The loneliest virus in the world | KAYA FM



The loneliest virus in the world

17 Jul 2020 HEALTH & WELLNESS


By: Natasha Archary 

 

Don’t you miss it? 

 

The social life you took for granted before this entire nightmarish ordeal took over every facet of your life. A warm hug from a loved one, scrap that a hug from a potential partner would be welcome too. Kisses just because. Handholding while navigating to your dinner reservation with bae.

 

Human interaction 

Yes. We miss it all. Having touched on how so much has changed with traditional dating, we’d give anything to be able to go on a date again. To engage in stimulating adult conversation about everything, anything, and nothing to be honest. Just to have one on one interaction with someone, we’d take that no matter how mundane. 

 

It’s that coupled with other seemingly trivial things, which now after some careful reflection does not feel like a minute after-all. Taking a long drive with your date. Going to a dance. Catching the late movie and grabbing ice-cream after. The arcade on a Saturday night. Theatre productions which mean you get dressed up and make a night of it. 

 

Remember when there was that much choice to spend time with someone, we’re into? Or trying to get to know. Sigh. What wouldn’t we do to get that back? 

Loneliest virus

Photo by Avonne Stalling from Pexels

Loneliness is deafening 

The social isolation that COVID-19 uninvitingly brings into our lives is tough to deal with. It’s no wonder it’s called the loneliest virus in the world. We’d hate to imagine what testing positive with the virus must mean for couples and their relationships. Being unable to hold their hand or visit them at the hospital. 

 

Not being allowed to say goodbye if they succumb to the virus. Children who are separated from their parents and quarantined or receiving treatment. It’s a lot to take in. This new reality presents a harsher battle than we ever thought possible. The loneliness that accompanies it, is deafening. 

 

For those of living alone or working from home, it means minimal human interaction. Unless you count heading to the mall for supplies or some takeout as a social activity. It’s depressive how we’ve come to be a species focused on solitude. 

 

The future in isolation 

Having a glimpse into our new normal is likened to a post-apocalyptic movie scene. The empty feeling when you are driving through the city. Passing foreclosure signs on businesses and homes for sale. It’s bleak. 

 

Families have been torn apart due to COVID-19, and one can only imagine the helplessness that subjects’ people to.
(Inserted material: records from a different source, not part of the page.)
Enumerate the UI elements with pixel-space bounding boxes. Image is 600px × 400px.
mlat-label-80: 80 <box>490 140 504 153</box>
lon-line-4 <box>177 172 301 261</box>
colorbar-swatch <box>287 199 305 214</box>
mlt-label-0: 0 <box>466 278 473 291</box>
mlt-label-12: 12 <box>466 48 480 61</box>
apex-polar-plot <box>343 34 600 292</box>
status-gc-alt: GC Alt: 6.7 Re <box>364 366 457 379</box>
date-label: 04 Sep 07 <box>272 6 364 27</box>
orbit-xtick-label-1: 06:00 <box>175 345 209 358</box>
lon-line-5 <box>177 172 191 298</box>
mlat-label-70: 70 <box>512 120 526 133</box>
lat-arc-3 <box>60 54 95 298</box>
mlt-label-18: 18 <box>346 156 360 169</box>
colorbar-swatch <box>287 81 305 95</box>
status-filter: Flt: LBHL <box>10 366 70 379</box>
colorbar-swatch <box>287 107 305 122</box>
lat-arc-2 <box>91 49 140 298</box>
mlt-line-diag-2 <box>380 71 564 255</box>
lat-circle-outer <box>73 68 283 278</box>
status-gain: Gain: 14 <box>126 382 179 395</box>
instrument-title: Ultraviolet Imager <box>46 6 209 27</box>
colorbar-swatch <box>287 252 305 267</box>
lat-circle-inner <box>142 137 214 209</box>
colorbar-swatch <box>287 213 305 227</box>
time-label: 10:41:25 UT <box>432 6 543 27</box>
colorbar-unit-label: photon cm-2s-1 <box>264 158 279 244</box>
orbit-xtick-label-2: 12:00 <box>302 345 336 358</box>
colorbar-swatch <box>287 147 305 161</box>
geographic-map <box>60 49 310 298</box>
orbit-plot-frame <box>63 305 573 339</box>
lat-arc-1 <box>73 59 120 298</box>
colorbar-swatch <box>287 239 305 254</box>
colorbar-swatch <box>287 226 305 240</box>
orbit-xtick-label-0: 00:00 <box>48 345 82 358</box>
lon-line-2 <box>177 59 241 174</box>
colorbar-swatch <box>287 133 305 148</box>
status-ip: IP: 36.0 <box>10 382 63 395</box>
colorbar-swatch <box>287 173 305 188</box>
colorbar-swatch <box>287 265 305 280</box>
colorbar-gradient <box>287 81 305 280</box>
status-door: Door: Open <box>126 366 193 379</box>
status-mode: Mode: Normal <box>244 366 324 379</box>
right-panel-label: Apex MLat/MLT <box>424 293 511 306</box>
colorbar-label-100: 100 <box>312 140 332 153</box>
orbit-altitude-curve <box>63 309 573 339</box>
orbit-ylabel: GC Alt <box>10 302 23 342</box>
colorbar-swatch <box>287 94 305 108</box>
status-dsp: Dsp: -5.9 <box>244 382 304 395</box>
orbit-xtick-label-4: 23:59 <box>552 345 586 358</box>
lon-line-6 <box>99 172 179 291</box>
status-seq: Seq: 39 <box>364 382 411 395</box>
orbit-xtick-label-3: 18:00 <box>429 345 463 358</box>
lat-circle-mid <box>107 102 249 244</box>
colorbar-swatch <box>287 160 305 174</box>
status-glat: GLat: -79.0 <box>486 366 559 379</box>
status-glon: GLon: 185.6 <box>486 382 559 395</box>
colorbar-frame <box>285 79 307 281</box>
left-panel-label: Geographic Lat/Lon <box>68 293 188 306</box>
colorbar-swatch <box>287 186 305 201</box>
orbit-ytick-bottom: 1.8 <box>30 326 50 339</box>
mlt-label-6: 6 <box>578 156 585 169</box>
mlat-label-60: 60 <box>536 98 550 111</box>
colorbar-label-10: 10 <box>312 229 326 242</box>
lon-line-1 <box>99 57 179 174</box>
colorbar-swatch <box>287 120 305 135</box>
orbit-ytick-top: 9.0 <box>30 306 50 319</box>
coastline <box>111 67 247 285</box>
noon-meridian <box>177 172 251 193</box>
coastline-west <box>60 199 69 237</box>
Read more about a Raisethorpe couple who died a day apart. The story was covered by Capital newspapers.

Earlier this month News24 covered a story about a couple from Cape Town who died 4-days apart after battling COVID-19. 

 

Those of us who are taking the call for social distancing and sanitary precautions lightly, should re-evaluate what our lives mean. Not to us, but those around us. The little people in our lives, who would be so broken to live without us. Our significant others who would have to pick up the pieces and move on. Parents who would need to accept that their pride and joy is no more. 

 

If you’re a single parent and sole breadwinner, how devastating it would be to your family if you became another COVID-19 statistic? Maybe there’s merit to the isolation. If it means we safeguard the welfare of our loved ones, it’s worth it in the end, right? 

 

When will it end? There’s hope with clinical trials on vaccines underway in South Africa. Russia has also started pre-emptive vaccine testing. So, it’s only a matter of time, isn’t it? We keep the faith, because this cannot be how we live the rest of our lives.